Debout ! on vient. Je vous crois, je vous aime ; sortez par le petit escalier ; revenez en bas, j’y serai.

(Elle sort.)
FORTUNIO, seul.

Elle m’aime ! Jacqueline m’aime ! elle s’éloigne, elle me quitte ainsi ! Non, je ne puis descendre encore. Silence ! on approche ; quelqu’un l’a arrêtée ; on vient ici. Vite, sortons ! (Il lève la tapisserie.) Ah ! la porte est fermée en dehors, je ne puis sortir ; comment faire ? Si je descends par l’autre côté, je vais rencontrer ceux qui viennent.

CLAVAROCHE, en dehors.

Venez donc, venez donc un peu !

FORTUNIO.

C’est le capitaine qui monte avec elle. Cachons-nous vite, et attendons ; il ne faut pas qu’on me voie ici. (Il se cache dans le fond de l’alcôve.)

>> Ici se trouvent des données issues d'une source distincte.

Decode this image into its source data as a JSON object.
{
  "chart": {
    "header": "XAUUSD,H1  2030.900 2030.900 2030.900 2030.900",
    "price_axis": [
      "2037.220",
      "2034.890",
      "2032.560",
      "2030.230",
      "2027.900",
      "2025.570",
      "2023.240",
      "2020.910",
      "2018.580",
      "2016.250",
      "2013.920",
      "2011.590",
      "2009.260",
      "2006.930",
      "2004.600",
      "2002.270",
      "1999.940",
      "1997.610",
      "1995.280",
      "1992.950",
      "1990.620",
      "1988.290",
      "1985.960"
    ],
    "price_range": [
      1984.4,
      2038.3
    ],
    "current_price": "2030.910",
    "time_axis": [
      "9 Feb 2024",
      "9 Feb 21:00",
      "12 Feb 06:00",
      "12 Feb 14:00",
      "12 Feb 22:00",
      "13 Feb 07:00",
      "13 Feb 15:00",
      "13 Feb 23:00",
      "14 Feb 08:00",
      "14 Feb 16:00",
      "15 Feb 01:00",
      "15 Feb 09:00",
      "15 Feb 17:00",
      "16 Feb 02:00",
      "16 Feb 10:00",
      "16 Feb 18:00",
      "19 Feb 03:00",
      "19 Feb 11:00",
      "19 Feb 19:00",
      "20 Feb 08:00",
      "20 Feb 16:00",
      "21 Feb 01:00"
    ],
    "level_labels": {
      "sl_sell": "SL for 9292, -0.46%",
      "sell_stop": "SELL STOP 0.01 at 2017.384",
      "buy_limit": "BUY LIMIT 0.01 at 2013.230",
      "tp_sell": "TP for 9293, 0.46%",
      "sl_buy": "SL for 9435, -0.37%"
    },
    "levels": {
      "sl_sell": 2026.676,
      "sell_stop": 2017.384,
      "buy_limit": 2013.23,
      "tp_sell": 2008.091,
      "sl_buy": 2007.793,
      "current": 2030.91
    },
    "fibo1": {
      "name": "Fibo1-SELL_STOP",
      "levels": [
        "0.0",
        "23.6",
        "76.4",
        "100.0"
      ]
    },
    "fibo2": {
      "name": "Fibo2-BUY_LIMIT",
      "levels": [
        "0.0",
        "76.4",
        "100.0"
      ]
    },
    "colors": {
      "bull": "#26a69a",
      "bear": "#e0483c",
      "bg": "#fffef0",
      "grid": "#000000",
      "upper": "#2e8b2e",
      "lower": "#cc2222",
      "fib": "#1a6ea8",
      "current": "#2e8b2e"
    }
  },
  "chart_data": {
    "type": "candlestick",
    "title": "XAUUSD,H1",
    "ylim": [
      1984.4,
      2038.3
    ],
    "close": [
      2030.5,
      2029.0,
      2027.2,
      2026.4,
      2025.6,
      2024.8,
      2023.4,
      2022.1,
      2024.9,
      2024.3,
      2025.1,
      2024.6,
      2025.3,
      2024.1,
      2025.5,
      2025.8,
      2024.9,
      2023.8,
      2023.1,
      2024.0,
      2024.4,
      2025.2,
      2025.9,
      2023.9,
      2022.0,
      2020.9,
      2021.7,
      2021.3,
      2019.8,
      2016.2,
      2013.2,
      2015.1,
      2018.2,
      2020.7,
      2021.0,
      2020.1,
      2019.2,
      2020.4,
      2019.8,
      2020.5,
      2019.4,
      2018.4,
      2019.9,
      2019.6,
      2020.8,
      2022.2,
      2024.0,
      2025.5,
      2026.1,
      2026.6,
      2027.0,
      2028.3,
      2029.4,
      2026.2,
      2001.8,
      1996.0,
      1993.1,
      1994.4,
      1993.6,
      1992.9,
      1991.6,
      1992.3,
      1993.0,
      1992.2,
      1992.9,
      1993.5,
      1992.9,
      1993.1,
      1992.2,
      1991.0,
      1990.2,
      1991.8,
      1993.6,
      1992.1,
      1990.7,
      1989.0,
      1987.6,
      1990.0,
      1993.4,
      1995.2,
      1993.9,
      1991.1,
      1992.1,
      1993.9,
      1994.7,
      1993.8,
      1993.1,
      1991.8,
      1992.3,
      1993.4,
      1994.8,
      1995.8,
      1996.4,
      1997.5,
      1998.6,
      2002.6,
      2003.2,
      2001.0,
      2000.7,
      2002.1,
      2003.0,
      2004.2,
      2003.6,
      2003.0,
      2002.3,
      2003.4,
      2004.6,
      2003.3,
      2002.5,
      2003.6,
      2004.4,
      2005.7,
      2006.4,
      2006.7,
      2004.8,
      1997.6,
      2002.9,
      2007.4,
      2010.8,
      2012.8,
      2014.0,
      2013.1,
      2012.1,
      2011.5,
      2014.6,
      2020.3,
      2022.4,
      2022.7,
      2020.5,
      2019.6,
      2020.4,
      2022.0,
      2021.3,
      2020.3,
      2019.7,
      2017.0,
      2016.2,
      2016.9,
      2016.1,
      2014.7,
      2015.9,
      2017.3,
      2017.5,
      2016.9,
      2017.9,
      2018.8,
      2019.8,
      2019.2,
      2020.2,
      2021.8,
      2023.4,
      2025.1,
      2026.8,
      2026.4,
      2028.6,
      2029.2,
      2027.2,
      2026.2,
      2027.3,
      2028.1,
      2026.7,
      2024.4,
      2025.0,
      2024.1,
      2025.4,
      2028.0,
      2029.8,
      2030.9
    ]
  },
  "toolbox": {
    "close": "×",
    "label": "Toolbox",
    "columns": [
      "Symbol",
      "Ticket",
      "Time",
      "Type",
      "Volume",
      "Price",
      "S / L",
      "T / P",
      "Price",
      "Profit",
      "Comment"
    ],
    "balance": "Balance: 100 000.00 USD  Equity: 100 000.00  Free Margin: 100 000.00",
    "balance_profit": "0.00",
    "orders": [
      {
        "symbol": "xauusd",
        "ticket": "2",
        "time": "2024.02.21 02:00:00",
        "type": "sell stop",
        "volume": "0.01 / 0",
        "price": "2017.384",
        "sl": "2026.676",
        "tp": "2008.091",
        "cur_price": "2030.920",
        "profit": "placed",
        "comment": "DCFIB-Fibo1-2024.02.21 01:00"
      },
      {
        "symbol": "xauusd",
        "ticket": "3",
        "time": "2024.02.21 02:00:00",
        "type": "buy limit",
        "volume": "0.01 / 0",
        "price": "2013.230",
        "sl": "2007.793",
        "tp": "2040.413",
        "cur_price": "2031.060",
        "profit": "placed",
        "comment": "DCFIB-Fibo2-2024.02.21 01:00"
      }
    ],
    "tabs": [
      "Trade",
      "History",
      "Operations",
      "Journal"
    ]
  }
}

(Entrent Clavaroche et Jacqueline.)
CLAVAROCHE, se jetant sur un sopha.

Parbleu, madame, je vous cherchais partout ; que faisiez-vous donc toute seule ?

JACQUELINE, à part.

Dieu soit loué, Fortunio est parti.

CLAVAROCHE.

Vous me laissez dans un tête-à-tête qui n’est vraiment pas supportable. Qu’ai-je à faire avec maître André, je vous prie ? Et justement vous nous laissez ensemble, quand le vin joyeux de l’époux doit me rendre plus précieux l’aimable entretien de la femme.

FORTUNIO, caché.

C’est singulier ; que veut dire ceci ?

JACQUELINE.

J’étais montée pour une emplette. C’est une chaîne qu’on vient de m’apporter.